Countless hours seem to pass, rain pounding down like shattered glass
Dragged back and forth from the ocean breath, waiting patiently for my one chance
Washed ashore endless times, scared and bruised, mesmerized by the oceans commands
Dragged back out into an abandoned sea, pounding swales trying to rip apart me

Where have I veered off the path so…
Was it in my nature to loose control…
Was it I who drifted of the beaten path…
Was it by chance I lost my redemption in rescuing my life…

Only fractures of myself remain, lost in a transition between the ocean and my personal strength
No longer afraid of what of the terrain lies ahead of me, knowing that my faith will always protect me
Mind over matter is all that remains, relentlessly fighting not wanting to give in
Waits for the waves to over take me, I take a breath and sink gentle in

Where have I veered off the path so…
Was it in my nature to loose control…
Was it I who drifted of the beaten path…
Was it by chance I lost my redemption in rescuing my life…


I find myself lowered to the depths of this abandon sea
Once adventurous by nature, now paralyzed by it’s defeat
Swaying so very gently with the motions of this monstrous disease
Lost in currents that run strong beneath the waves, I finally feel safe, I finally feel released


Waits for my last breath to dissipate …


PkS © 2005

Writers note:

Find myself was a very personal piece I actually have worked on and rewritten several times to define my true feelings of what I am experiencing.

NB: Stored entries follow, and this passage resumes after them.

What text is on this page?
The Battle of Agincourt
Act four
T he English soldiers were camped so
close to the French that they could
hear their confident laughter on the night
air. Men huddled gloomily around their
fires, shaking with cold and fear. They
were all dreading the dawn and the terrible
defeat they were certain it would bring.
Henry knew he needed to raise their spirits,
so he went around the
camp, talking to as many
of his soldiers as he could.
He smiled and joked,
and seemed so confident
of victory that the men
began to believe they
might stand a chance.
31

The nature of this piece is two fold, very complex and with a very deep meaning written within it.

It explains on a daily bases how I feel; trapped and fighting with no floatation device to be able to hold onto, and having to fight something that is much stronger than I am or have given up on the will at times to fight. Though each person has their own idea of how to deal with things, such as cancer, everyone will deal with it in their own way and accept the factors or cards as some people call them, in the best way they can. Defeated is mostly how I feel these days, too tired to continue the fight, but still have the occasional wind that kicks up in me where I will fight like hell.

Secondly, it invites faith and redemption of changes that may or may not have made a difference in my life. Could every action taken, actually have an equal opposite reaction? Was Sir Issac Newton correct in his third law of physics? Could the actions I have taken to withdraw, remove or banish the people I care the most and love in life, be a reaction? Was it easier on myself or them? Was it right? Or was it selfishness trying to protect anyone else from getting hurt along the way.

Though for some it’s easier to read and just see words. For others, they see the meaning and understand what is being said. It’s not easy to write actual feelings down from the depths of your soul and so raw in how you feel, however, since most of you have no clue how it feels, I thought I’d at least give you a taste of what a day feels like to me.

Someone very close to me once said “only if you could walk in my shoes and see things from my perspective”, I always respected that statement, and have tired on several occasions however, I always knew that they never understood my perspective. It’s much easier to look in the mirrored glass, but when it comes time to fully understand, every person who does commit to stand in someone else’s shoes, will choose a different path to see things. That is what makes it so beautiful, is that we all don’t see eye to eye but can at least respect how others feel or see the world.
I wonder sometimes if it’s possible to just put on one of those shoes, let the other person put on the other and you walk together to find the medium; possibility to help each other see, how it feels from each others eyes.

This is for all of you who can not stand in my shoes. But wondered on many occasions how it would be for a day.